Boehmer’s outside-the-box thought process has endeared him to numerous players, including Dori Carter, who stopped by the truck during a recent LPGA event in Rogers, Ark., to have Boehmer perform a loft and lie check on her irons. Boehmer throws each club on a loft and lie machine and inspects the numbers closely before pausing on the 6-iron.

“Six-iron going left on you?” he asks.

Carter confirms it has been going “low and left,” which leads Boehmer to make a half-degree adjustment to the lie angle. “Shouldn’t do that anymore,” he says matter-of-factly.

Carter has been working with Boehmer for nine years and, even though she currently carries a mixture of Callaway and Titleist products, relies solely on him to service her equipment.

“He’s given me grip tutorials and made me smarter about my equipment,” she says. “I wouldn’t trust anyone else with my clubs.”

Boehmer relishes the opportunity to make the women who walk through his door each day smarter and more informed when it comes to their equipment.
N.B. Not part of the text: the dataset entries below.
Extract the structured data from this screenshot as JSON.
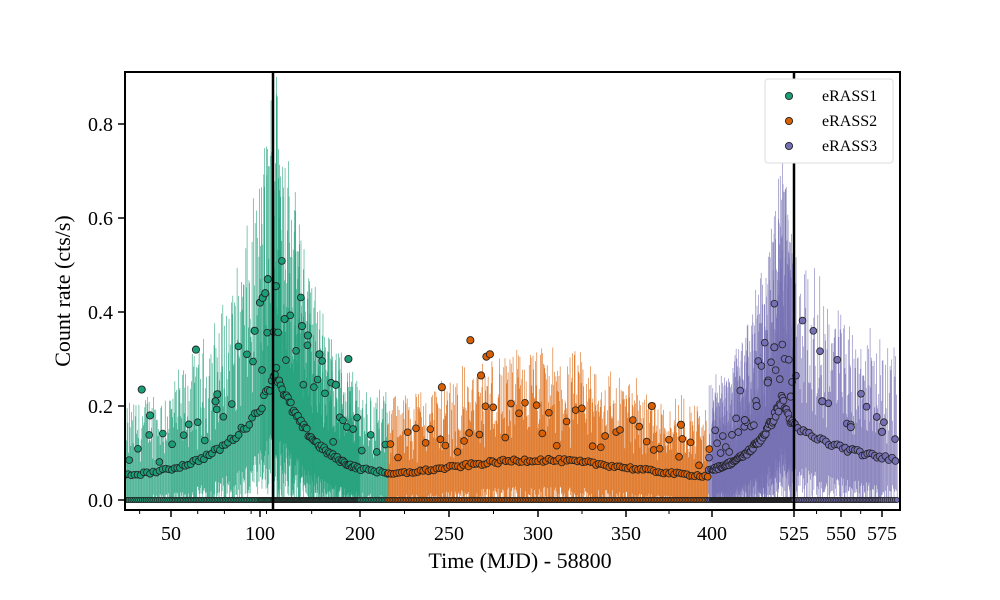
{
  "chart_data": {
    "type": "scatter",
    "title": "",
    "xlabel": "Time (MJD) - 58800",
    "ylabel": "Count rate (cts/s)",
    "ylim": [
      -0.02,
      0.91
    ],
    "yticks": [
      0.0,
      0.2,
      0.4,
      0.6,
      0.8
    ],
    "ytick_labels": [
      "0.0",
      "0.2",
      "0.4",
      "0.6",
      "0.8"
    ],
    "axis_note": "broken x-axis: each eRASS segment shown with its own x-scale; tick labels are MJD-58800",
    "xtick_labels": [
      "50",
      "100",
      "200",
      "250",
      "300",
      "350",
      "400",
      "525",
      "550",
      "575"
    ],
    "segment_boundaries": [
      110,
      525
    ],
    "legend_position": "top-right",
    "grid": false,
    "colors": {
      "eRASS1": "#1b9e77",
      "eRASS2": "#d95f02",
      "eRASS3": "#7570b3"
    },
    "series": [
      {
        "name": "eRASS1",
        "x_range": [
          28,
          216
        ],
        "binned_peak_x": 112,
        "binned_peak_y": 0.245,
        "notable_points": [
          {
            "x": 36,
            "y": 0.235
          },
          {
            "x": 40,
            "y": 0.18
          },
          {
            "x": 64,
            "y": 0.32
          },
          {
            "x": 75,
            "y": 0.21
          },
          {
            "x": 76,
            "y": 0.225
          },
          {
            "x": 97,
            "y": 0.36
          },
          {
            "x": 100,
            "y": 0.42
          },
          {
            "x": 102,
            "y": 0.43
          },
          {
            "x": 104,
            "y": 0.44
          },
          {
            "x": 106,
            "y": 0.47
          },
          {
            "x": 113,
            "y": 0.455
          },
          {
            "x": 122,
            "y": 0.385
          },
          {
            "x": 140,
            "y": 0.37
          },
          {
            "x": 146,
            "y": 0.35
          },
          {
            "x": 158,
            "y": 0.31
          },
          {
            "x": 175,
            "y": 0.245
          },
          {
            "x": 188,
            "y": 0.3
          }
        ]
      },
      {
        "name": "eRASS2",
        "x_range": [
          216,
          398
        ],
        "binned_peak_x": 300,
        "binned_peak_y": 0.085,
        "notable_points": [
          {
            "x": 262,
            "y": 0.34
          },
          {
            "x": 271,
            "y": 0.305
          },
          {
            "x": 273,
            "y": 0.31
          },
          {
            "x": 268,
            "y": 0.265
          },
          {
            "x": 246,
            "y": 0.24
          },
          {
            "x": 365,
            "y": 0.2
          },
          {
            "x": 382,
            "y": 0.16
          }
        ]
      },
      {
        "name": "eRASS3",
        "x_range": [
          398,
          582
        ],
        "binned_peak_x": 505,
        "binned_peak_y": 0.22,
        "notable_points": [
          {
            "x": 495,
            "y": 0.325
          },
          {
            "x": 485,
            "y": 0.25
          },
          {
            "x": 468,
            "y": 0.2
          },
          {
            "x": 450,
            "y": 0.17
          },
          {
            "x": 520,
            "y": 0.22
          },
          {
            "x": 540,
            "y": 0.21
          },
          {
            "x": 556,
            "y": 0.155
          },
          {
            "x": 575,
            "y": 0.145
          }
        ]
      }
    ]
  }
}
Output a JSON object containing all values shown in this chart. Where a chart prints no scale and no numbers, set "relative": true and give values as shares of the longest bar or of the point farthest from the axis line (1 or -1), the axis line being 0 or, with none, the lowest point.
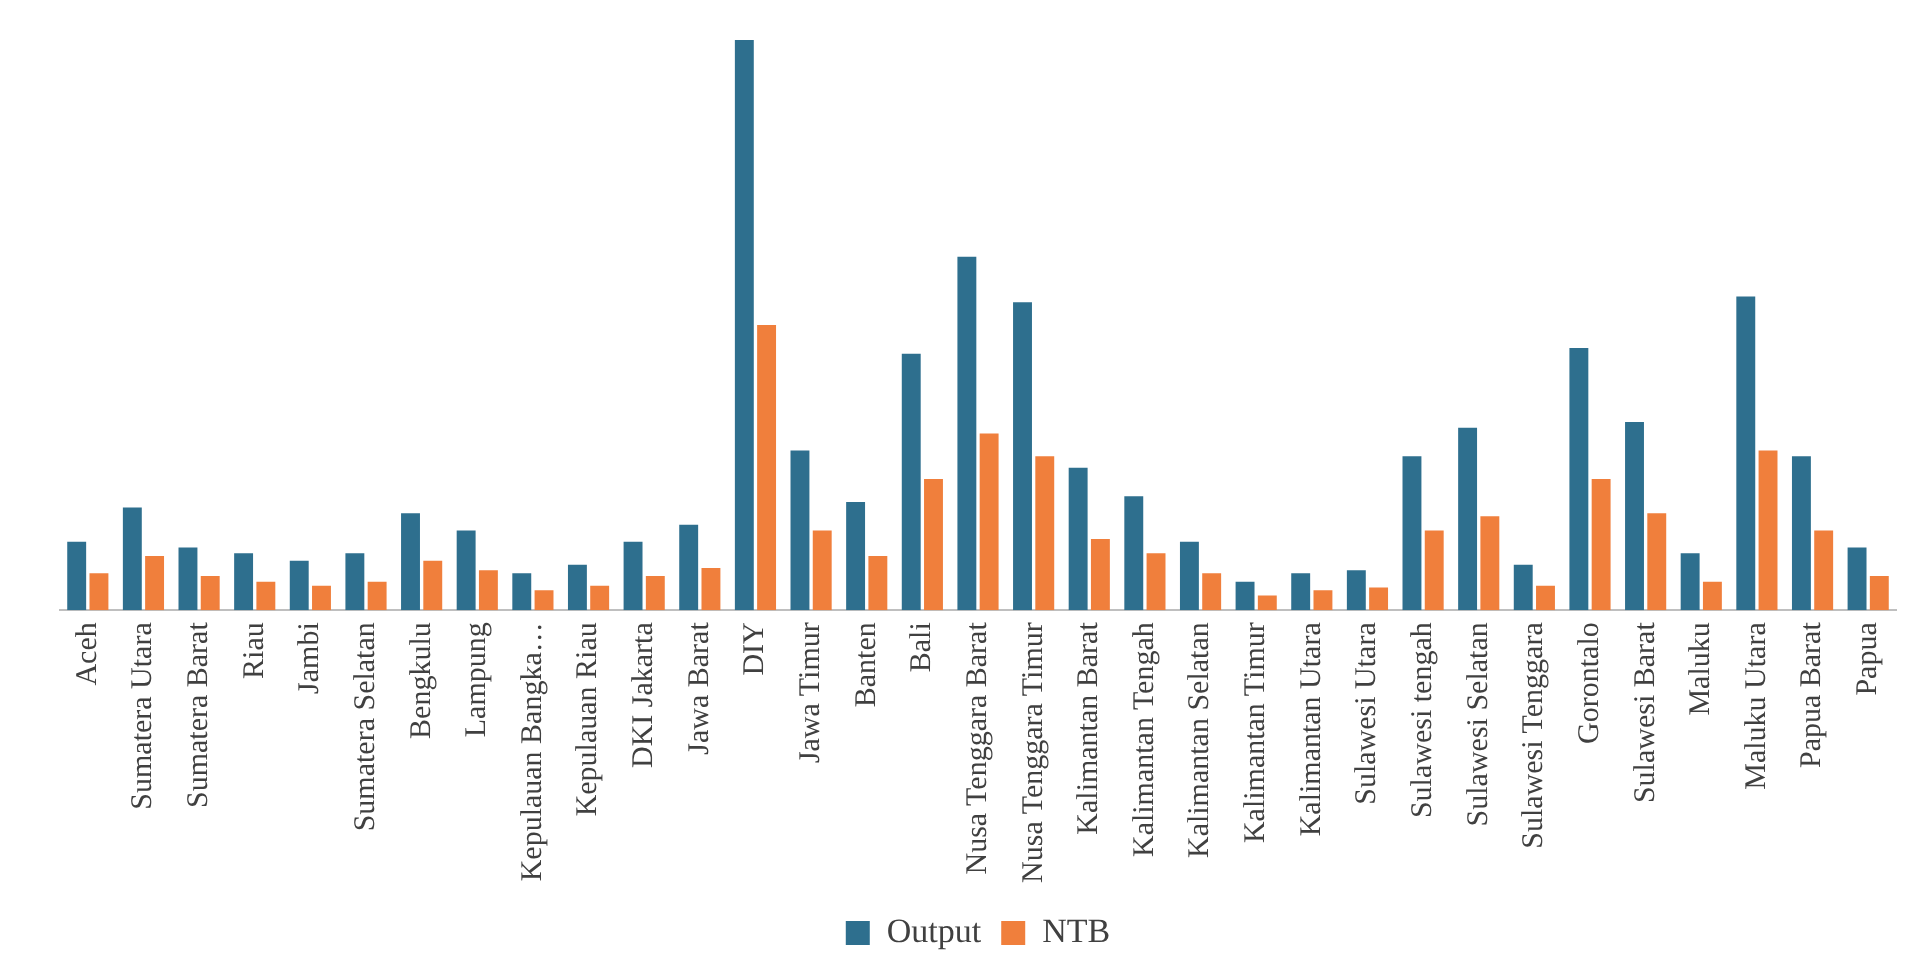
{
  "chart_data": {
    "type": "bar",
    "relative": true,
    "legend": "bottom",
    "categories": [
      "Aceh",
      "Sumatera Utara",
      "Sumatera Barat",
      "Riau",
      "Jambi",
      "Sumatera Selatan",
      "Bengkulu",
      "Lampung",
      "Kepulauan Bangka…",
      "Kepulauan Riau",
      "DKI Jakarta",
      "Jawa Barat",
      "DIY",
      "Jawa Timur",
      "Banten",
      "Bali",
      "Nusa Tenggara Barat",
      "Nusa Tenggara Timur",
      "Kalimantan Barat",
      "Kalimantan Tengah",
      "Kalimantan Selatan",
      "Kalimantan Timur",
      "Kalimantan Utara",
      "Sulawesi Utara",
      "Sulawesi tengah",
      "Sulawesi Selatan",
      "Sulawesi Tenggara",
      "Gorontalo",
      "Sulawesi Barat",
      "Maluku",
      "Maluku Utara",
      "Papua Barat",
      "Papua"
    ],
    "series": [
      {
        "name": "Output",
        "color": "#2e6f8e",
        "values": [
          0.12,
          0.18,
          0.11,
          0.1,
          0.087,
          0.1,
          0.17,
          0.14,
          0.065,
          0.08,
          0.12,
          0.15,
          1,
          0.28,
          0.19,
          0.45,
          0.62,
          0.54,
          0.25,
          0.2,
          0.12,
          0.05,
          0.065,
          0.07,
          0.27,
          0.32,
          0.08,
          0.46,
          0.33,
          0.1,
          0.55,
          0.27,
          0.11
        ]
      },
      {
        "name": "NTB",
        "color": "#f07f3c",
        "values": [
          0.065,
          0.095,
          0.06,
          0.05,
          0.043,
          0.05,
          0.087,
          0.07,
          0.035,
          0.043,
          0.06,
          0.074,
          0.5,
          0.14,
          0.095,
          0.23,
          0.31,
          0.27,
          0.125,
          0.1,
          0.065,
          0.026,
          0.035,
          0.04,
          0.14,
          0.165,
          0.043,
          0.23,
          0.17,
          0.05,
          0.28,
          0.14,
          0.06
        ]
      }
    ]
  }
}
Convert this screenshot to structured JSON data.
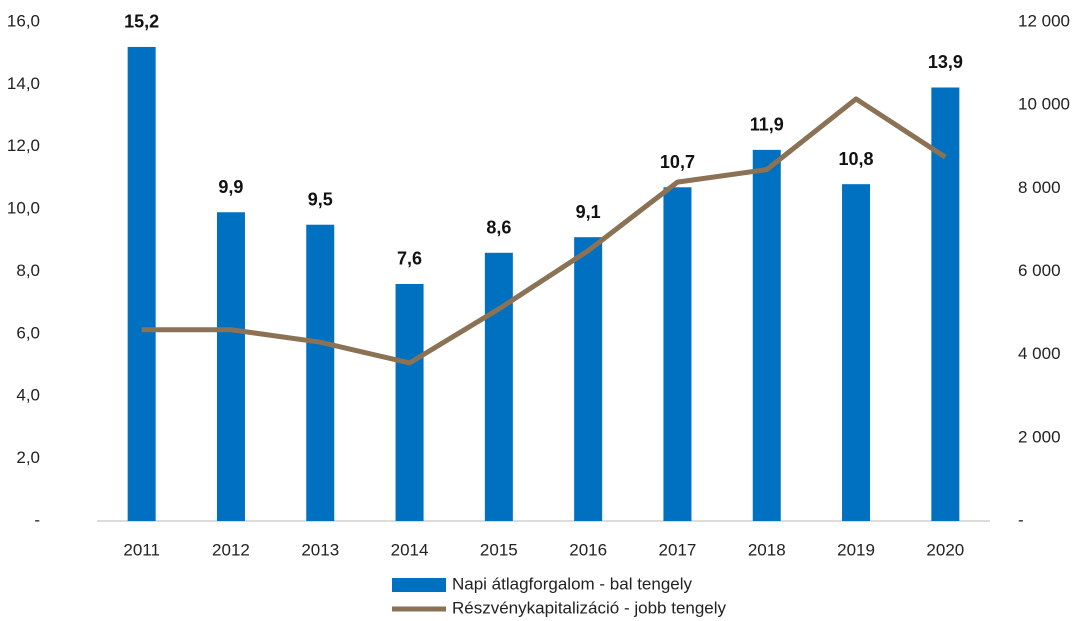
{
  "chart_data": {
    "type": "bar_line",
    "categories": [
      "2011",
      "2012",
      "2013",
      "2014",
      "2015",
      "2016",
      "2017",
      "2018",
      "2019",
      "2020"
    ],
    "series": [
      {
        "name": "Napi átlagforgalom - bal tengely",
        "type": "bar",
        "color": "#0070c0",
        "values": [
          15.2,
          9.9,
          9.5,
          7.6,
          8.6,
          9.1,
          10.7,
          11.9,
          10.8,
          13.9
        ],
        "value_labels": [
          "15,2",
          "9,9",
          "9,5",
          "7,6",
          "8,6",
          "9,1",
          "10,7",
          "11,9",
          "10,8",
          "13,9"
        ]
      },
      {
        "name": "Részvénykapitalizáció - jobb tengely",
        "type": "line",
        "axis": "y2",
        "color": "#8b7254",
        "values": [
          4600,
          4600,
          4300,
          3800,
          5100,
          6500,
          8150,
          8450,
          10150,
          8750
        ]
      }
    ],
    "ylim": [
      0,
      16
    ],
    "yticks": [
      {
        "value": 0,
        "label": "-"
      },
      {
        "value": 2,
        "label": "2,0"
      },
      {
        "value": 4,
        "label": "4,0"
      },
      {
        "value": 6,
        "label": "6,0"
      },
      {
        "value": 8,
        "label": "8,0"
      },
      {
        "value": 10,
        "label": "10,0"
      },
      {
        "value": 12,
        "label": "12,0"
      },
      {
        "value": 14,
        "label": "14,0"
      },
      {
        "value": 16,
        "label": "16,0"
      }
    ],
    "y2lim": [
      0,
      12000
    ],
    "y2ticks": [
      {
        "value": 0,
        "label": "-"
      },
      {
        "value": 2000,
        "label": "2 000"
      },
      {
        "value": 4000,
        "label": "4 000"
      },
      {
        "value": 6000,
        "label": "6 000"
      },
      {
        "value": 8000,
        "label": "8 000"
      },
      {
        "value": 10000,
        "label": "10 000"
      },
      {
        "value": 12000,
        "label": "12 000"
      }
    ],
    "legend": "bottom"
  }
}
It’s one of the reasons he fought to get a TrackMan on the truck for players who don’t have access to one due to the $25,000-plus price tag.

“The game has gotten very technical,” he says. “That can be a good thing, because it can make you smarter when it comes to your equipment. It can open a dialogue that allows us to work together to figure things out if something is amiss with a certain club.”

Boehmer is in mid-thought discussing TrackMan when a player pops her head through the door. She’s driven 14 hours through the night to make it to Pinnacle CC for the Walmart NW Arkansas Championship only to find her car won’t start.

“Any chance you have a spare set of jumper cables?” she asks.

Within minutes, Boehmer quickly changes hats and goes from club tech to auto mechanic and walks out to retrieve his cables. When you’re owner and operator of “PaulMart,” you need to be ready for anything.